I have read some more, this time the fiq changes for the usb fixes. I am reading here https://github.com/raspberrypi/linux/commit/f010d94155524454e2d5a9463ad6ca2b4fb81a2e

It looks more like every irq has an fiq counterpart at least it does if I'm reading the #defines correctly.

+#define FIQ_GPIO0 (FIQ_START+INTERRUPT_GPIO0)
+#define FIQ_GPIO1 (FIQ_START+INTERRUPT_GPIO1)
+#define FIQ_GPIO2 (FIQ_START+INTERRUPT_GPIO2)
+#define FIQ_GPIO3 (FIQ_START+INTERRUPT_GPIO3)

So now I'm thinking that the BCM datasheet is wrong, and that like a lot of other ARM cores out there you can mix and match your irq / fiq choices..

I've only been seriously trying to use "c" and "c++" for about a month or two and this usb code is looking like a *scary monster*. Not even sure the kernel I'm running on my pi has the fixes in it for the usb, might need to compile one to make sure I have as much fiq support code in place as I can....

software interrupts in Pi linux use a workaround by polling the "edge detection" registers on the SoC.

This is not how I understand it. On page 113 of the BCM2835-ARM-Peripherals.pdf You can see that an irq is allocated to each "bank" of gpio pins. ( irq numbers 49-52 inclusive )

Absolutely not.
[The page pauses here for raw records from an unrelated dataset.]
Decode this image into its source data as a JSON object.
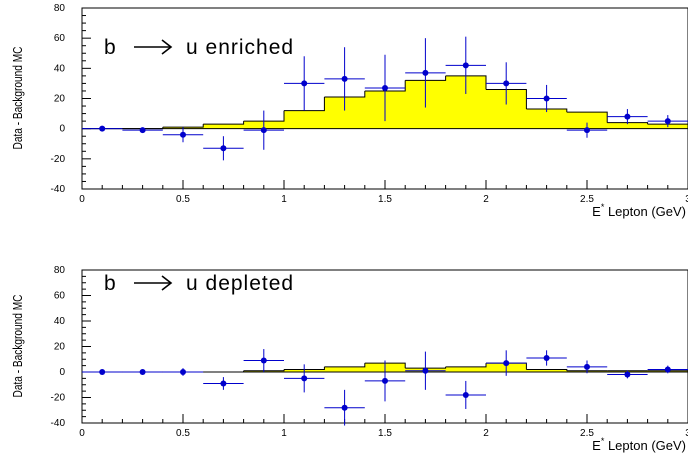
{
  "chart_data": [
    {
      "type": "histogram",
      "annotation_left": "b",
      "annotation_right": "u enriched",
      "xlabel": "E* Lepton (GeV)",
      "xlabel_main": "E",
      "xlabel_sup": "*",
      "xlabel_rest": " Lepton (GeV)",
      "ylabel": "Data - Background MC",
      "xlim": [
        0,
        3
      ],
      "ylim": [
        -40,
        80
      ],
      "x_ticks": [
        0,
        0.5,
        1,
        1.5,
        2,
        2.5,
        3
      ],
      "x_tick_labels": [
        "0",
        "0.5",
        "1",
        "1.5",
        "2",
        "2.5",
        "3"
      ],
      "y_ticks": [
        -40,
        -20,
        0,
        20,
        40,
        60,
        80
      ],
      "y_tick_labels": [
        "-40",
        "-20",
        "0",
        "20",
        "40",
        "60",
        "80"
      ],
      "bin_edges": [
        0,
        0.2,
        0.4,
        0.6,
        0.8,
        1.0,
        1.2,
        1.4,
        1.6,
        1.8,
        2.0,
        2.2,
        2.4,
        2.6,
        2.8,
        3.0
      ],
      "mc_values": [
        0,
        0,
        1,
        3,
        5,
        12,
        21,
        25,
        32,
        35,
        26,
        13,
        11,
        4,
        3
      ],
      "mc_color": "#ffff00",
      "points": [
        {
          "x": 0.1,
          "y": 0,
          "yerr": 0
        },
        {
          "x": 0.3,
          "y": -1,
          "yerr": 1
        },
        {
          "x": 0.5,
          "y": -4,
          "yerr": 5
        },
        {
          "x": 0.7,
          "y": -13,
          "yerr": 8
        },
        {
          "x": 0.9,
          "y": -1,
          "yerr": 13
        },
        {
          "x": 1.1,
          "y": 30,
          "yerr": 18
        },
        {
          "x": 1.3,
          "y": 33,
          "yerr": 21
        },
        {
          "x": 1.5,
          "y": 27,
          "yerr": 22
        },
        {
          "x": 1.7,
          "y": 37,
          "yerr": 23
        },
        {
          "x": 1.9,
          "y": 42,
          "yerr": 19
        },
        {
          "x": 2.1,
          "y": 30,
          "yerr": 14
        },
        {
          "x": 2.3,
          "y": 20,
          "yerr": 9
        },
        {
          "x": 2.5,
          "y": -1,
          "yerr": 5
        },
        {
          "x": 2.7,
          "y": 8,
          "yerr": 5
        },
        {
          "x": 2.9,
          "y": 5,
          "yerr": 4
        }
      ],
      "point_color": "#0000cc"
    },
    {
      "type": "histogram",
      "annotation_left": "b",
      "annotation_right": "u depleted",
      "xlabel": "E* Lepton (GeV)",
      "xlabel_main": "E",
      "xlabel_sup": "*",
      "xlabel_rest": " Lepton (GeV)",
      "ylabel": "Data - Background MC",
      "xlim": [
        0,
        3
      ],
      "ylim": [
        -40,
        80
      ],
      "x_ticks": [
        0,
        0.5,
        1,
        1.5,
        2,
        2.5,
        3
      ],
      "x_tick_labels": [
        "0",
        "0.5",
        "1",
        "1.5",
        "2",
        "2.5",
        "3"
      ],
      "y_ticks": [
        -40,
        -20,
        0,
        20,
        40,
        60,
        80
      ],
      "y_tick_labels": [
        "-40",
        "-20",
        "0",
        "20",
        "40",
        "60",
        "80"
      ],
      "bin_edges": [
        0,
        0.2,
        0.4,
        0.6,
        0.8,
        1.0,
        1.2,
        1.4,
        1.6,
        1.8,
        2.0,
        2.2,
        2.4,
        2.6,
        2.8,
        3.0
      ],
      "mc_values": [
        0,
        0,
        0,
        0,
        1,
        2,
        4,
        7,
        3,
        4,
        7,
        2,
        1,
        1,
        1
      ],
      "mc_color": "#ffff00",
      "points": [
        {
          "x": 0.1,
          "y": 0,
          "yerr": 0
        },
        {
          "x": 0.3,
          "y": 0,
          "yerr": 1
        },
        {
          "x": 0.5,
          "y": 0,
          "yerr": 3
        },
        {
          "x": 0.7,
          "y": -9,
          "yerr": 5
        },
        {
          "x": 0.9,
          "y": 9,
          "yerr": 9
        },
        {
          "x": 1.1,
          "y": -5,
          "yerr": 11
        },
        {
          "x": 1.3,
          "y": -28,
          "yerr": 14
        },
        {
          "x": 1.5,
          "y": -7,
          "yerr": 16
        },
        {
          "x": 1.7,
          "y": 1,
          "yerr": 15
        },
        {
          "x": 1.9,
          "y": -18,
          "yerr": 11
        },
        {
          "x": 2.1,
          "y": 7,
          "yerr": 10
        },
        {
          "x": 2.3,
          "y": 11,
          "yerr": 6
        },
        {
          "x": 2.5,
          "y": 4,
          "yerr": 5
        },
        {
          "x": 2.7,
          "y": -2,
          "yerr": 3
        },
        {
          "x": 2.9,
          "y": 2,
          "yerr": 3
        }
      ],
      "point_color": "#0000cc"
    }
  ]
}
Edge detection uses hardware interrupts. The latency in switching context to the user task waiting for the event is rather high, but the jitter is much lower than could be produced by periodic polling. Anyway, this thread has already advanced to discuss servicing the interrupts entirely in kernel

Thanks for pointing me this part I miss ! still happy to learn something
I made bad assumptions reading GPIO registers pages and interrupt introduction
I already tried to find in the sources where the kernel write to /sys/class/gpio/gpioX/value to check
Do you know where ?

Thanks for pointing me this part I miss ! still happy to learn something
I made bad assumptions reading GPIO registers pages and interrupt introduction
I already tried to find in the sources where the kernel write to /sys/class/gpio/gpioX/value to check
Do you know where ?

I'm learning as well. You might find my kernel interrupt test code useful. You can find it here http://www.zen90294.zen.co.uk/kgpioitest.tar.gz

I'm learning as well. You might find my kernel interrupt test code useful. You can find it here http://www.zen90294.zen.co.uk/kgpioitest.tar.gz

For sure, thanks for sharing !
WebIOPi will definitely need interrupts when I'll replace HTTP repetitive polling with WebSockets and Long-Polling
But I don't want to use linux poll() on /sys/class/gpio/gpioX/value as I already use SoC registers.